Oder: Am Minimalismus ist nicht alles schlecht

Less is more. – Mies van der Rohe

Manchmal braucht es mehr als nur einen Schlag ins Gesicht, um zu begreifen, dass das was man gerade macht, eigentlich völliger Bullshit ist und dir überhaupt nicht gut tun wird. Du denkst dir trotzdem „Ach was, wird schon passen“ und machst weiter und dann irgendwann, irgendwann wird dir klar, „Ähmmm…nein. Ok, schon gut. Ich habs begriffen.“

Das klingt jetzt so, als würde ich über ein paar wirklich lebenswichtige, dramatische Entscheidungen und Situationen reden, aber eigentlich meine ich damit nur eine schlechte Angewohnheit von mir, die ich schon habe solange ich mich erinnern kann: Zu viel packen, wenn es ums packen geht. Oder anders formuliert, mich meinem eigenen Besitz hoffnungslos zu ergeben. Und was mit einem Koffer zu viel begann, hat inzwischen zu einer kleinen Revolution in meiner Denkweise geführt.
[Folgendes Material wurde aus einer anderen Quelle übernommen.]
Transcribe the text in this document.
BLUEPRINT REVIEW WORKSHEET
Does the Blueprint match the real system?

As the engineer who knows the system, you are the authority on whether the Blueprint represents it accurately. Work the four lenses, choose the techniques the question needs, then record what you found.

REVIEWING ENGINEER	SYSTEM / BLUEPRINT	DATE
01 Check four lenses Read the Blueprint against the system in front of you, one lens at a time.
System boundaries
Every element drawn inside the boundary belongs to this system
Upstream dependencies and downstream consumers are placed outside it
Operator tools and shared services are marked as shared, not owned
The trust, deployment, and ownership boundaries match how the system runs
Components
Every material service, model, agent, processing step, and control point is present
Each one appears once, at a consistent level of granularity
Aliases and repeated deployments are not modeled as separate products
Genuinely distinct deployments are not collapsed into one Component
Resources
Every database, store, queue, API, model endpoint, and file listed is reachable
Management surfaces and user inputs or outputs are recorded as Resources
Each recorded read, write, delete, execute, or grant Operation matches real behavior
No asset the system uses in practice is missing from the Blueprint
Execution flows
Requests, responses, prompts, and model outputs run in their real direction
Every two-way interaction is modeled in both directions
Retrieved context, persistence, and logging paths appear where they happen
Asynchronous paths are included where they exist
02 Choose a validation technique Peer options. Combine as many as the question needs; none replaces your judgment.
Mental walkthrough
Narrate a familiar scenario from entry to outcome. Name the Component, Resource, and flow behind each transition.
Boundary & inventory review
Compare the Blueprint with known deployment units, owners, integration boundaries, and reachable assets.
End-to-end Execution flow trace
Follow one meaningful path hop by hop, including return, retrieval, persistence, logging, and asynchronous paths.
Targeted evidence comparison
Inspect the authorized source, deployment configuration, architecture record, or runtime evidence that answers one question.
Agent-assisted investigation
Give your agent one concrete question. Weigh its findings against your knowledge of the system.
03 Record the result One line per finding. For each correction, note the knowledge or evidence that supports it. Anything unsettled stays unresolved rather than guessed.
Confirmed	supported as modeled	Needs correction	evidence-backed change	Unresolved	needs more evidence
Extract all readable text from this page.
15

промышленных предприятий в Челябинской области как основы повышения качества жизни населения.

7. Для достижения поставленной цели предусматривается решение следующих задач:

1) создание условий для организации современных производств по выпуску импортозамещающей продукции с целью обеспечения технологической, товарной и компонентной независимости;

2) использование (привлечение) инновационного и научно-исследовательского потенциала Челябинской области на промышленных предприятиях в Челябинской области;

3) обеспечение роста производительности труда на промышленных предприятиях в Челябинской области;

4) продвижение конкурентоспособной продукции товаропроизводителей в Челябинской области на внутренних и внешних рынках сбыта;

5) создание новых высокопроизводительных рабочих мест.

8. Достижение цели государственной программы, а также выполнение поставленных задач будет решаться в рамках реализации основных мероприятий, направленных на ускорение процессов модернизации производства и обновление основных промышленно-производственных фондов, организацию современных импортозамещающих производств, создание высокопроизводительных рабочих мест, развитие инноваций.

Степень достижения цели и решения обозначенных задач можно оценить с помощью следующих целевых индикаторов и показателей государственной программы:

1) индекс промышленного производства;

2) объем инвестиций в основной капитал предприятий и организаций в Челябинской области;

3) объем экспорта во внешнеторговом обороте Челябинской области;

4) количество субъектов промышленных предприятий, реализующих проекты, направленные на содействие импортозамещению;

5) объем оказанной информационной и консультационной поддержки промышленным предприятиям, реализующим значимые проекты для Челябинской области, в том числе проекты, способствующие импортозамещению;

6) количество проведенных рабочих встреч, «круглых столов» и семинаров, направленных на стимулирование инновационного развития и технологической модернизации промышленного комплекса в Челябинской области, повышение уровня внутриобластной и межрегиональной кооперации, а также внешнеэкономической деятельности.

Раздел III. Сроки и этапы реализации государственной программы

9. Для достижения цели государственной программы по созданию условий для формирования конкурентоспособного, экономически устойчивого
Ich war schon das Kind, das in seinen ersten großen Urlaub mit drei Stofftaschen voller Kuscheltiere fahren wollte, zusätzlich zu dem Kinderkoffer voller Spiele und Bücher. Und den Klamotten natürlich. Später hat sich die Priorität dann völlig auf letztere beide verlagert. Jap, was meine Klamotten angeht bin ich wirklich sehr eitel und für einen Urlaub zu packen kann in einer mittelschwere Krise münden. Das ist allerdings kein Vergleich zu der Verzweiflung, die die Wahl einer geeigneten Lektüre auszulösen imstande ist. Sechs ganze Monate in dem Land, von dessen Schriftstellern und Poeten ich mehr Bücher besitze als von irgendeinem anderen und da soll mir das Aussuchen der Bücher leicht fallen?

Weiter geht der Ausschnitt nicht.